しりとり

2つ前の恋人が夢に出てきた。自分のなかから既に彼への思慕は消えているので、2つ前、という数字でしかなくなってしまう。

インターン関連のメールを作成した。ものすごくだるかったが、キーボードを打つ最中はアドレナリンが出ていた。

DYGLを聴きながら、歩いて三条の交差点へ向かう。約束の15時には5分遅れた。座っている恋人に声をかけたとき、あ、かっこいい、と思った。彼はいつもビビッドカラーばかり着るが、今日のカーキのTシャツのように落ち着いた色のほうが似合う気がする。それは口に出さなかったけれど。

彼が調べてくれたカフェ、so-bに行った。先客はいない。私たちは納涼床を期待していたので、店主さんに尋ねると、本来は予約が必要だが、空いているということで案内してくださった。
鴨川を望むバルコニーの、端の席に腰掛けた。眺めも気候も、きわめて穏やかだった。彼はオリオン、私はコロナビールを頼んでかるく乾杯した。

旅行先どこにしようね、とだらだら話し合った。白浜、鎌倉、小豆島、伊勢、熱海、岐阜、沖縄などいろいろ挙げたあとで、金沢で決定の方向になった。けれど、旅行割のキャンペーンが終わっているサイトが多いとわかり断念した。彼も私も、自分の行ったことのない場所を希望したため、最終的には最初の案だった京都の日本海側で確定した。

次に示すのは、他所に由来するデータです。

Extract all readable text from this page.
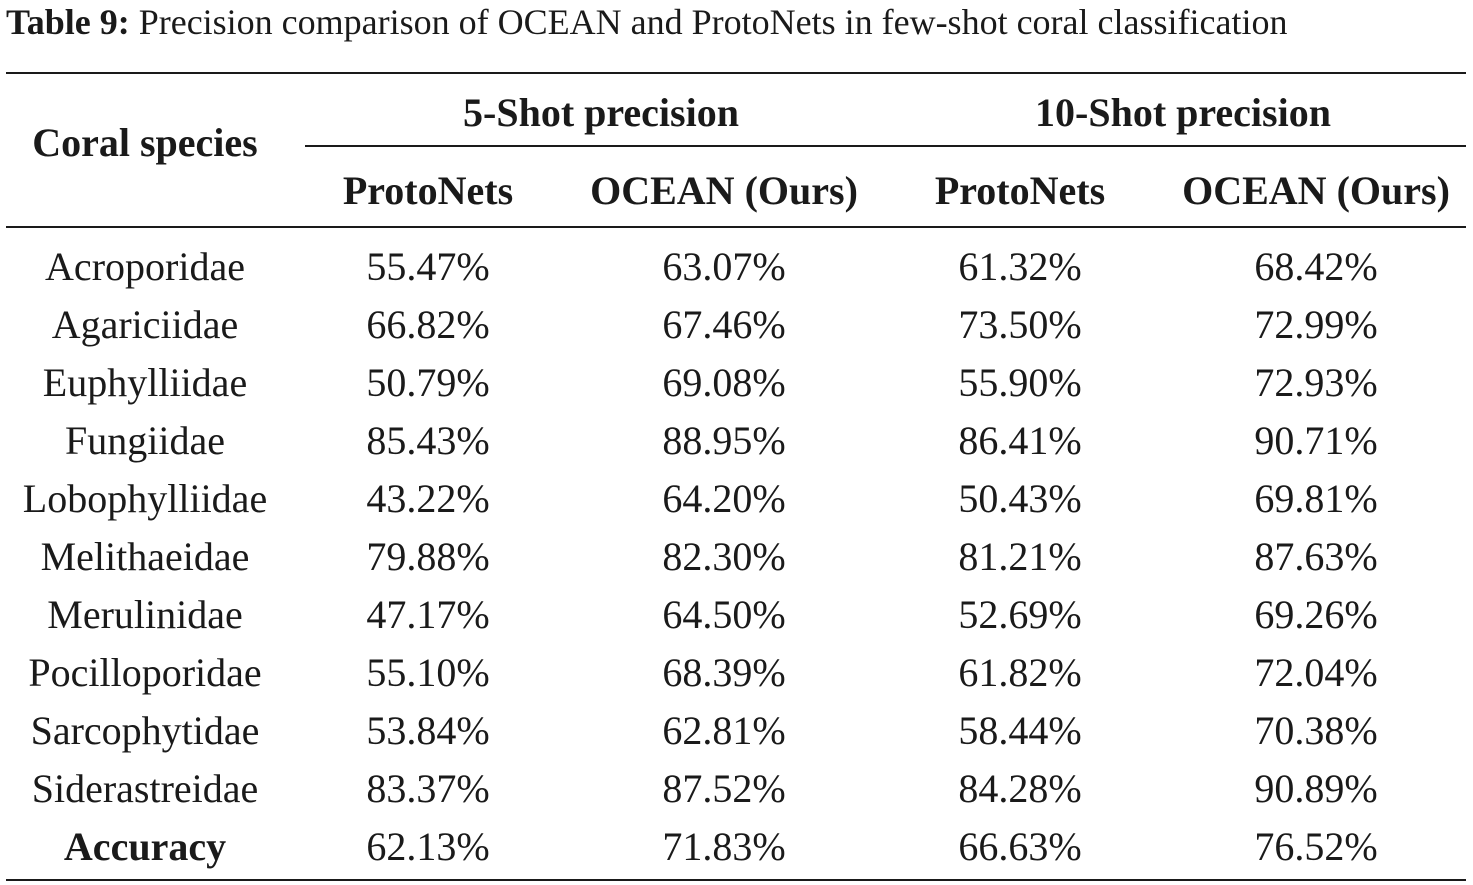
Table 9: Precision comparison of OCEAN and ProtoNets in few-shot coral classification
Coral species
5-Shot precision	10-Shot precision
ProtoNets	OCEAN (Ours)	ProtoNets	OCEAN (Ours)
Acroporidae	55.47%	63.07%	61.32%	68.42%
Agariciidae	66.82%	67.46%	73.50%	72.99%
Euphylliidae	50.79%	69.08%	55.90%	72.93%
Fungiidae	85.43%	88.95%	86.41%	90.71%
Lobophylliidae	43.22%	64.20%	50.43%	69.81%
Melithaeidae	79.88%	82.30%	81.21%	87.63%
Merulinidae	47.17%	64.50%	52.69%	69.26%
Pocilloporidae	55.10%	68.39%	61.82%	72.04%
Sarcophytidae	53.84%	62.81%	58.44%	70.38%
Siderastreidae	83.37%	87.52%	84.28%	90.89%
Accuracy	62.13%	71.83%	66.63%	76.52%
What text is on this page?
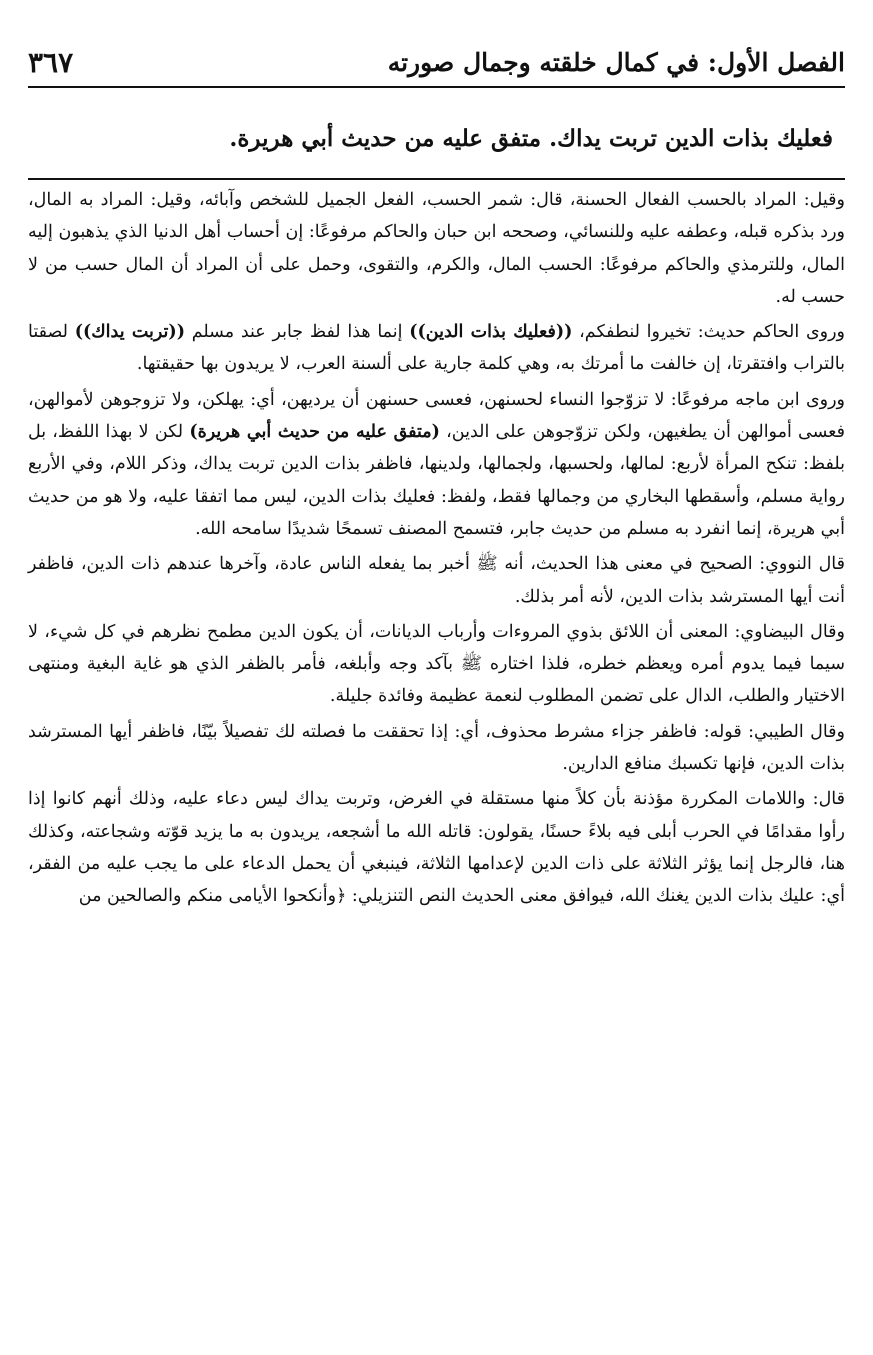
الفصل الأول: في كمال خلقته وجمال صورته
٣٦٧
فعليك بذات الدين تربت يداك. متفق عليه من حديث أبي هريرة.

وقيل: المراد بالحسب الفعال الحسنة، قال: شمر الحسب، الفعل الجميل للشخص وآبائه، وقيل: المراد به المال، ورد بذكره قبله، وعطفه عليه وللنسائي، وصححه ابن حبان والحاكم مرفوعًا: إن أحساب أهل الدنيا الذي يذهبون إليه المال، وللترمذي والحاكم مرفوعًا: الحسب المال، والكرم، والتقوى، وحمل على أن المراد أن المال حسب من لا حسب له.

وروى الحاكم حديث: تخيروا لنطفكم، ((فعليك بذات الدين)) إنما هذا لفظ جابر عند مسلم ((تربت يداك)) لصقتا بالتراب وافتقرتا، إن خالفت ما أمرتك به، وهي كلمة جارية على ألسنة العرب، لا يريدون بها حقيقتها.

وروى ابن ماجه مرفوعًا: لا تزوّجوا النساء لحسنهن، فعسى حسنهن أن يرديهن، أي: يهلكن، ولا تزوجوهن لأموالهن، فعسى أموالهن أن يطغيهن، ولكن تزوّجوهن على الدين، (متفق عليه من حديث أبي هريرة) لكن لا بهذا اللفظ، بل بلفظ: تنكح المرأة لأربع: لمالها، ولحسبها، ولجمالها، ولدينها، فاظفر بذات الدين تربت يداك، وذكر اللام، وفي الأربع رواية مسلم، وأسقطها البخاري من وجمالها فقط، ولفظ: فعليك بذات الدين، ليس مما اتفقا عليه، ولا هو من حديث أبي هريرة، إنما انفرد به مسلم من حديث جابر، فتسمح المصنف تسمحًا شديدًا سامحه الله.

قال النووي: الصحيح في معنى هذا الحديث، أنه ﷺ أخبر بما يفعله الناس عادة، وآخرها عندهم ذات الدين، فاظفر أنت أيها المسترشد بذات الدين، لأنه أمر بذلك.

وقال البيضاوي: المعنى أن اللائق بذوي المروءات وأرباب الديانات، أن يكون الدين مطمح نظرهم في كل شيء، لا سيما فيما يدوم أمره ويعظم خطره، فلذا اختاره ﷺ بآكد وجه وأبلغه، فأمر بالظفر الذي هو غاية البغية ومنتهى الاختيار والطلب، الدال على تضمن المطلوب لنعمة عظيمة وفائدة جليلة.

وقال الطيبي: قوله: فاظفر جزاء مشرط محذوف، أي: إذا تحققت ما فصلته لك تفصيلاً بيّنًا، فاظفر أيها المسترشد بذات الدين، فإنها تكسبك منافع الدارين.

قال: واللامات المكررة مؤذنة بأن كلاً منها مستقلة في الغرض، وتربت يداك ليس دعاء عليه، وذلك أنهم كانوا إذا رأوا مقدامًا في الحرب أبلى فيه بلاءً حسنًا، يقولون: قاتله الله ما أشجعه، يريدون به ما يزيد قوّته وشجاعته، وكذلك هنا، فالرجل إنما يؤثر الثلاثة على ذات الدين لإعدامها الثلاثة، فينبغي أن يحمل الدعاء على ما يجب عليه من الفقر، أي: عليك بذات الدين يغنك الله، فيوافق معنى الحديث النص التنزيلي: ﴿وأنكحوا الأيامى منكم والصالحين من
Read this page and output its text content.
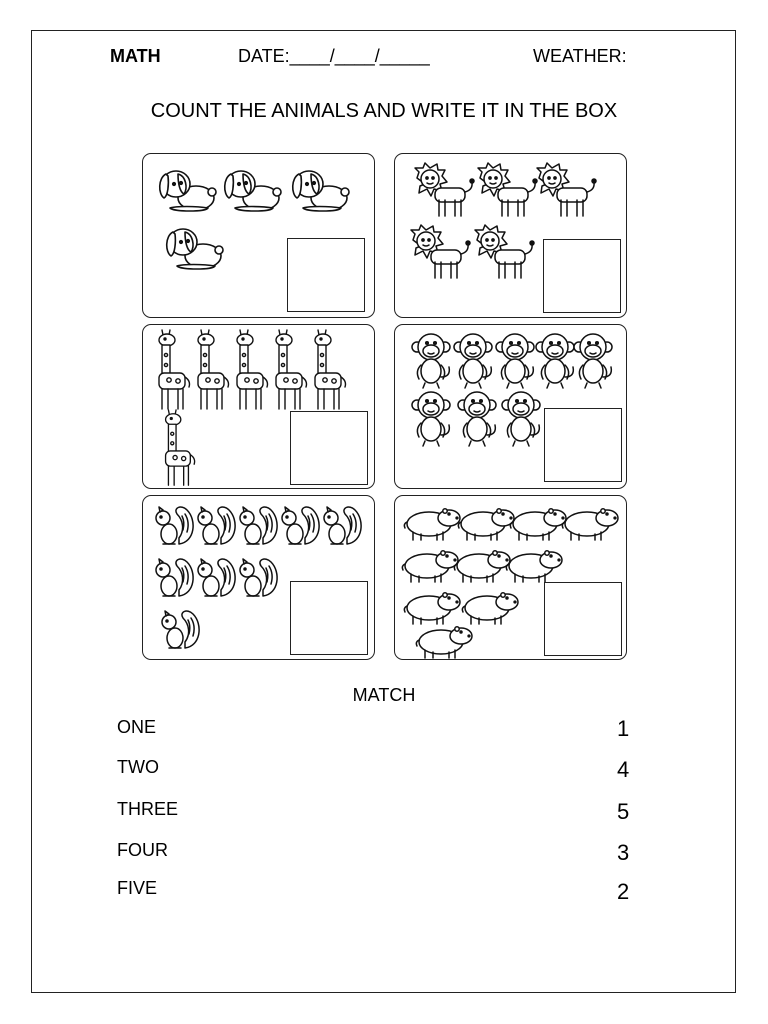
MATH	DATE:____/____/_____	WEATHER:
COUNT THE ANIMALS AND WRITE IT IN THE BOX
MATCH
ONE
TWO
THREE
FOUR
FIVE
1
4
5
3
2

頭上の木にやってきたカラスに私が怯えていると、彼がカラスにカラス語で諭してくれたのでまもなくどこかへ行った。カラス語、こう文字にするとほんまにありそう。

551食べたい!と言った彼に乗じて、高島屋に行った。肉まん2個セットを買い、聖書布教団体のいる外のベンチにすわって食べた。人の往来が激しくてそわそわした。

それから、私の家まで一緒に歩いた。すこし疲れていて、お互いほとんど喋らなかった。しかし私に限って言えば、それは全く不快ではなかったし、特段気を遣うこともなかった。ただずっと手を繋いでいた。

部屋のベッドで抱き合った。私はここ4週間、生理(のようなもの)が続いているので、血(のようなもの)を彼に見せないよう、はらはらしていた。結局真っ白の下着はよごれてしまった。

橙色に暗い部屋のなかで、彼は眠った。私は起き抜けに彼の名前を呼んだ。

「ん?」
「しりとりしよう」
「いやだ」
「大工」
「…」

目が冴えてしまったあとで、しりとりできなくてごめんね、と彼は笑った。